Al finalizar su perorata el director salió del despacho dejándome a solas con mi padre. Si digo que sus ojos echaban fuego no estoy abusando de una figura retórica sino expresando lo que en aquellos momentos era para mí una auténtica realidad. Mi padre nunca había sido cariñoso y siempre le he recordado como una persona hosca y malhumorada pero en aquel momento se estaba superando a sí mismo. Con auténtico odio en sus palabras y gestos me ordenó que me quitara el jersey y la camisa.
– Has deshonrado a tu padre y te mereces un castigo. Me mato a trabajar para que tengas la mejor educación religiosa posible y te burlas de lo más sagrado con esas asquerosidades repugnantes. Y además cargarás para siempre con el baldón y la ignominia de haber sido expulsado de este colegio. Y pensar que a veces soñaba con que te dedicaras a servir a Dios y llegaras a obispo. Está claro que un colegio religioso y amante de la disciplina no ha sido suficiente para domarte, tendré que encargarme yo en persona, así quizá consiga convertirte en un auténtico hombre de provecho. Y tu nueva educación va a empezar ahora.
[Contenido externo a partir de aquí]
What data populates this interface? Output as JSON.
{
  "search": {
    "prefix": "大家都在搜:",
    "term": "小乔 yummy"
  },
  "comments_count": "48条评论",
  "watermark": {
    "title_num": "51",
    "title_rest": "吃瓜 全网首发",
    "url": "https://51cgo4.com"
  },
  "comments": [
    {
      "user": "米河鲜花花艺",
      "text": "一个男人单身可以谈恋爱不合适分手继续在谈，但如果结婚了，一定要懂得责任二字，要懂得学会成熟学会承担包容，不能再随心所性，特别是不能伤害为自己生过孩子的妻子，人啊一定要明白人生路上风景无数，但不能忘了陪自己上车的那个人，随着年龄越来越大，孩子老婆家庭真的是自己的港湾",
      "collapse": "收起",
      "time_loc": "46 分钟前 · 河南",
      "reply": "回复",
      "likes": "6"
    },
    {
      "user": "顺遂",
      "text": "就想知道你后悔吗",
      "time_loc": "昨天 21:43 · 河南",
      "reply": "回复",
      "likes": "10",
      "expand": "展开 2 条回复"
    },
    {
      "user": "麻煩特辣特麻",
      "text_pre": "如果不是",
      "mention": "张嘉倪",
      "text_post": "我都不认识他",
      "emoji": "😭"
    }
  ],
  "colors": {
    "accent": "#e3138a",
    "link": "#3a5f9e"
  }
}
Teniendo en cuenta lo lacónico que era habitualmente aquél había sido un extenso discurso y cuando por fin calló pasó a la acción. Sacándose el cinturón del pantalón me obligó a recostarme sobre la mesa, con la espalda desnuda hacia arriba, y con mano firme y recia empezó a azotarme con su cinto. La hebilla de hierro se me clavaba en la espalda, haciéndome sangrar y produciéndome un dolor insoportable. No conté los latigazos pero creo que no habían llegado a diez cuando me desmayé.
Desperté en la enfermería del colegio. Junto a mí se hallaban mi padre y el director pero en sus ojos no había compasión ni indulgencia.
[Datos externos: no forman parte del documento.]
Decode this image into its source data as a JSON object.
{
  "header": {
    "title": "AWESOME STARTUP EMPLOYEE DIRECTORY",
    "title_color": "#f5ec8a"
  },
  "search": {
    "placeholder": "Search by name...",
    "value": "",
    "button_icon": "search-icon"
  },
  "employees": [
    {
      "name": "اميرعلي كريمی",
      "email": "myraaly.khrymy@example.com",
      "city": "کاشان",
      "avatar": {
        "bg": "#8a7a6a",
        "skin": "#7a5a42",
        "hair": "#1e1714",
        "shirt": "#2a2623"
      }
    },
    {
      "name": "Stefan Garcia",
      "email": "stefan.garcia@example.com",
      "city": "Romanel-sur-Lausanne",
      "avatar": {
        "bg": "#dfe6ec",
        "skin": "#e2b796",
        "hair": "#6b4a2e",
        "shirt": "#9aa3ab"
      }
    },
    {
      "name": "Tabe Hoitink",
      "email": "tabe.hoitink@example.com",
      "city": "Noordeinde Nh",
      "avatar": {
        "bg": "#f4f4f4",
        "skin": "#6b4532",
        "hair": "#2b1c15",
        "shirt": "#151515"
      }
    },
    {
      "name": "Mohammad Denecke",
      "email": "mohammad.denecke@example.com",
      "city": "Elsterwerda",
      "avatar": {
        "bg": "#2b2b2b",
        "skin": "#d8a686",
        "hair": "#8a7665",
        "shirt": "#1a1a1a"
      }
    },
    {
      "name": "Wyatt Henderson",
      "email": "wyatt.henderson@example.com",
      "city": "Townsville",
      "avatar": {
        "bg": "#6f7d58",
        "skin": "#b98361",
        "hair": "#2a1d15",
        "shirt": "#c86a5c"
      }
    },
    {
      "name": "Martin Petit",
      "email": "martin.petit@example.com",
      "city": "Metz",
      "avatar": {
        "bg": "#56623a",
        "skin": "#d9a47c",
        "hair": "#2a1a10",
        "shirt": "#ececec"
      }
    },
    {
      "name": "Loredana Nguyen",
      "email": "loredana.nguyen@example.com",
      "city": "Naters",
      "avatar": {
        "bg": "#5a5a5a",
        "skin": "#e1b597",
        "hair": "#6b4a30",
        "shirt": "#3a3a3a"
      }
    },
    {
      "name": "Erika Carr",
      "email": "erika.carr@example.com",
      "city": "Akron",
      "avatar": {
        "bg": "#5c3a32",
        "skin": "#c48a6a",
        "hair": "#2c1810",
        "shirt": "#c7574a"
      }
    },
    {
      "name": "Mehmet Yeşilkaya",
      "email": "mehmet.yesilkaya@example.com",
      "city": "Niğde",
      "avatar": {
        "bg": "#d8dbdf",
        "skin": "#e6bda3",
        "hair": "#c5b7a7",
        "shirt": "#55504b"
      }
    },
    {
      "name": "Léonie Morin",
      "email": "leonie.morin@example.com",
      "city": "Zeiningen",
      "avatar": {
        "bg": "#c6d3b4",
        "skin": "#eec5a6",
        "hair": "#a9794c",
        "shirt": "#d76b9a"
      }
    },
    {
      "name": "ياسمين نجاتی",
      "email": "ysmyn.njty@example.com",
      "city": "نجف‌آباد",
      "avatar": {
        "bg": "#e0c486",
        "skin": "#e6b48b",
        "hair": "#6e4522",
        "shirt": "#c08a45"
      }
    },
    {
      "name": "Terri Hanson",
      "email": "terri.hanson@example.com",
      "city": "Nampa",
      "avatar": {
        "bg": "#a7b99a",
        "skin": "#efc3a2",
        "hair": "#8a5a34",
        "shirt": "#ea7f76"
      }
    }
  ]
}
– Tienes la gran suerte de contar con un padre que es hombre de principios y gran moral. Ojalá él consiga que vuelvas al redil. Rezaremos por ti, pero esta misma tarde te irás del colegio -me dijo el director, bajo la mirada aprobatoria de mi padre. Al pie de la cama se podían ver mis maletas ya hechas y en una silla, exquisitamente plegada, la ropa que me tenía que poner. No habían perdido el tiempo.
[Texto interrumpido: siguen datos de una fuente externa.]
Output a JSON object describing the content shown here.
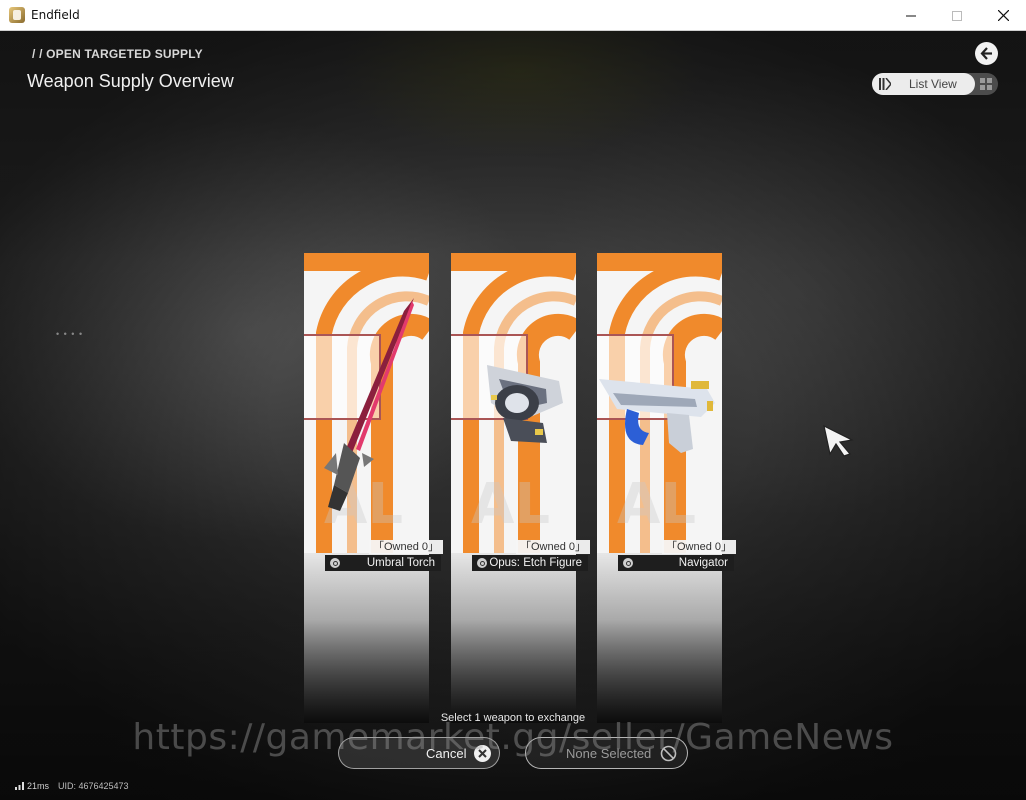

Salí del colegio sin volver la vista atrás. Mis sensaciones eran ambivalentes, por una parte había vivido experiencias que me habían hecho madurar pero por otra parte muchas de esas experiencias habían sido excesivamente dolorosas o, por lo menos, lo era su recuerdo. De todos modos, mi mayor sensación era de alivio. En cierto modo había salido muy bien librado y casi agradecido por la manera que había tenido Garrido de desembarazarse de mí. Era preferible eso a lo sucedido con el padre Arizmendi, Fernandito o el tío Serafín. Decidido a olvidarme de todo lo ocurrido me fui sin derramar una lágrima ni despedirme de ningún compañero confiando ingenuamente en que de ese modo los años transcurridos se borrarían de mi memoria.